I knew the small man with the smooth dark skin the moment he walked in the door.
This was The Canadian Writers Festival at the New York State University College at Oswego.
The year was 1987.
I was the student director (and the bartender).
As far as I knew, only one author was not native to Canada.
A Sri Lanka-born professor.
A man I'd never hear of.
A poet who'd written two novels.
I served this man a drink and spoke with him briefly.
I don't remember much except that he seemed kind, humble and thoughtful.
I bought his latest novel and got his autograph.

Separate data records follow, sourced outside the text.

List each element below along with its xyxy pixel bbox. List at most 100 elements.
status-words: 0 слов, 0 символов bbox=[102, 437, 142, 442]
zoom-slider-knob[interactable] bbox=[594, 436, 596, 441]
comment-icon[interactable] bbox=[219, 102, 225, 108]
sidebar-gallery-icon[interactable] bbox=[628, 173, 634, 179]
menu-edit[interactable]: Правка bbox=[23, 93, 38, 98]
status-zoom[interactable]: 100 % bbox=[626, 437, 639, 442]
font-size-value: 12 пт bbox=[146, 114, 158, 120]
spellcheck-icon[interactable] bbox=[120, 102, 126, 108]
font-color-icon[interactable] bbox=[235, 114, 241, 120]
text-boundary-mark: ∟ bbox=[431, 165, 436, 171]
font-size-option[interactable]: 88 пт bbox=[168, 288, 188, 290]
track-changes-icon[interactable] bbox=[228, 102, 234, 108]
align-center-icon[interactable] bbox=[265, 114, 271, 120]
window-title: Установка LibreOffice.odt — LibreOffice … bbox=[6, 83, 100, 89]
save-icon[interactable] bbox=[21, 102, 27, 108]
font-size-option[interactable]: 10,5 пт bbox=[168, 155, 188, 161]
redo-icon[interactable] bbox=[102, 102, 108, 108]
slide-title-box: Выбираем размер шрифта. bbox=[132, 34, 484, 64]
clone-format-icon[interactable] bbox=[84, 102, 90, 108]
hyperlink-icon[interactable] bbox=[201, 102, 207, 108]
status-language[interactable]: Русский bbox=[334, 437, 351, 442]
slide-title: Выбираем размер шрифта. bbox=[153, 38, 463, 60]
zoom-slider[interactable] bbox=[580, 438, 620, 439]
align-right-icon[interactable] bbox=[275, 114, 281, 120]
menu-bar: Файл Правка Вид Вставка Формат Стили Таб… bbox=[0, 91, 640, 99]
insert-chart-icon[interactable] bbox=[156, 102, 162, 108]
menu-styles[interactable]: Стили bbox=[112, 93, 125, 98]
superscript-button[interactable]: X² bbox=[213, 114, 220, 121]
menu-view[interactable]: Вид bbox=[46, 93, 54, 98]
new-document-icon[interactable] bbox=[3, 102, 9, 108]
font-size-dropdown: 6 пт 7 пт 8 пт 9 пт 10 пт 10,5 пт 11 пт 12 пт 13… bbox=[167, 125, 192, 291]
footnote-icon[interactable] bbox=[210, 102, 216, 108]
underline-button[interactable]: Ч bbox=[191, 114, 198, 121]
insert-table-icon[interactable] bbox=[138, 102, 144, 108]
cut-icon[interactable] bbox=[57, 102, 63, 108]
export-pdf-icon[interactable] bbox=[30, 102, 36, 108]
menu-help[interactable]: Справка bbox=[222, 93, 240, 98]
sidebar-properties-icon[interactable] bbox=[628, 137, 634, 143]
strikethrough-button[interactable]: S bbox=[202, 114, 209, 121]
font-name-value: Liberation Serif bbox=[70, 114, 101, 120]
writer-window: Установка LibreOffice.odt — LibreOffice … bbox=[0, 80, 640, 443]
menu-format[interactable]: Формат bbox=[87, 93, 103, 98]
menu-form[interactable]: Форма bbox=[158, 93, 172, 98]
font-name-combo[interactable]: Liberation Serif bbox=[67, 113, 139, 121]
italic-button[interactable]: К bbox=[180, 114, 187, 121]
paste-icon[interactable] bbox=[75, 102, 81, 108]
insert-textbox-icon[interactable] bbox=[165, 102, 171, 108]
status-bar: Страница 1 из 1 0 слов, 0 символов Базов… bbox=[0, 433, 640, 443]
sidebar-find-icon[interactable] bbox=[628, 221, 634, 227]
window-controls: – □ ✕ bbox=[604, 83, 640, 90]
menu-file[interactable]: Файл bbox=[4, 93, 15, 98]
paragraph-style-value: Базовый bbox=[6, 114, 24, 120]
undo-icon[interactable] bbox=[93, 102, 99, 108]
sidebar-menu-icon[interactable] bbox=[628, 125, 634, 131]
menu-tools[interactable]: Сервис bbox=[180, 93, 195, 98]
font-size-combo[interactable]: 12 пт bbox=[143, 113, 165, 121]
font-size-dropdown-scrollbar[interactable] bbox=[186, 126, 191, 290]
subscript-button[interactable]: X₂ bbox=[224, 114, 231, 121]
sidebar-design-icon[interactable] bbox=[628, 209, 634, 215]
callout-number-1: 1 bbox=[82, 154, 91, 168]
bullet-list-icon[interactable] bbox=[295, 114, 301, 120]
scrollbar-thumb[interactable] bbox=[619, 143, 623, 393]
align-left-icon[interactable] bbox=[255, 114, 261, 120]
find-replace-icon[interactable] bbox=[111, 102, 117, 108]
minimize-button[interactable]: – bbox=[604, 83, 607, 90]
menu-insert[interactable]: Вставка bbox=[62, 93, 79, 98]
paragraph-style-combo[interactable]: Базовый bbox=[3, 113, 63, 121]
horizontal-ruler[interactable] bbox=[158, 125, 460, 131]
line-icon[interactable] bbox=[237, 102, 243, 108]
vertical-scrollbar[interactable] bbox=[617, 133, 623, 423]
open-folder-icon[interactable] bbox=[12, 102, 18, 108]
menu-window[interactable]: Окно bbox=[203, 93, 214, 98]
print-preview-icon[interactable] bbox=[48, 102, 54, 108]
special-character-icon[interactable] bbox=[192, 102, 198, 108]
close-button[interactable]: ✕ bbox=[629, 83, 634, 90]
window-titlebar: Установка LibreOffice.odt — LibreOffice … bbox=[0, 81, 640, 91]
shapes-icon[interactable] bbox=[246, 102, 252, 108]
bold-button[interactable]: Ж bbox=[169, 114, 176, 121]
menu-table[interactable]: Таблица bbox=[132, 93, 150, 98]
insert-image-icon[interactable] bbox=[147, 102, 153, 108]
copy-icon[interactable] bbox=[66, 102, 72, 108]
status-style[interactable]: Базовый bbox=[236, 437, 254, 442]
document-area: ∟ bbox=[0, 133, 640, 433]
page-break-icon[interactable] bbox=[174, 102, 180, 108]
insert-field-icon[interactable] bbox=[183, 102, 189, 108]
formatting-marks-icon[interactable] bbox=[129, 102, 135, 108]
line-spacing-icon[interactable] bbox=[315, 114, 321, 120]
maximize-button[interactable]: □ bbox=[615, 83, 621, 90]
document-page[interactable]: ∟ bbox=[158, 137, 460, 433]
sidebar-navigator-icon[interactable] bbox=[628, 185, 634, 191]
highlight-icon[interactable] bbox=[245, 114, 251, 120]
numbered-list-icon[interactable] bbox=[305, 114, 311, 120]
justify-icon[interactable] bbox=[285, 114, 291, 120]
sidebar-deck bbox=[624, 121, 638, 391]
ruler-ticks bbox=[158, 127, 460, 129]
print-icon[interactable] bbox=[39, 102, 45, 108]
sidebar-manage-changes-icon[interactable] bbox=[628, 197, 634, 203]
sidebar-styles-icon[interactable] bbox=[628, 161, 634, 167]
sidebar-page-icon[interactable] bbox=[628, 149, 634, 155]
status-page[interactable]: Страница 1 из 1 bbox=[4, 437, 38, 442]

Despite my heavy class load, despite two part-time jobs, despite my editor position at the college newspaper, I read Coming Through Slaughter in two days.
It was unlike anything I'd ever read and anything I've read since.
A blend of poetry, fiction and interviews, all telling the story of Buddy Bolden, a real-life musician said to be the originator of jazz. A genius whose career was cut short by madness.
It was and is beautiful.
For more than a decade, I pushed that book on professors, friends and acquaintences with little luck. I just couldn't get them to understand. This wasn't just a novel. This was art. A multi-dimensional work of art.
Except for the woman I met in Arizona.
She understood. She was from Sri Lanka and her daughter attended preschool with my son. One day, she brought me a novel. Anil's Ghost by the same author as Coming Through Slaughter.
I devoured it.
And I wanted more.
But I got busy.
And I forgot.
Until one day, in 1996, I was perusing the movie section of the newspaper.
I spied a review for a new movie, The English Patient.
The movie was based on the book by a Sri Lanka-born writer named Michael Ondaatje.
The man whose drinks I poured.
The man whose novel, published two decades earlier, was a masterpiece.
The man who forever changed the way I think about fiction.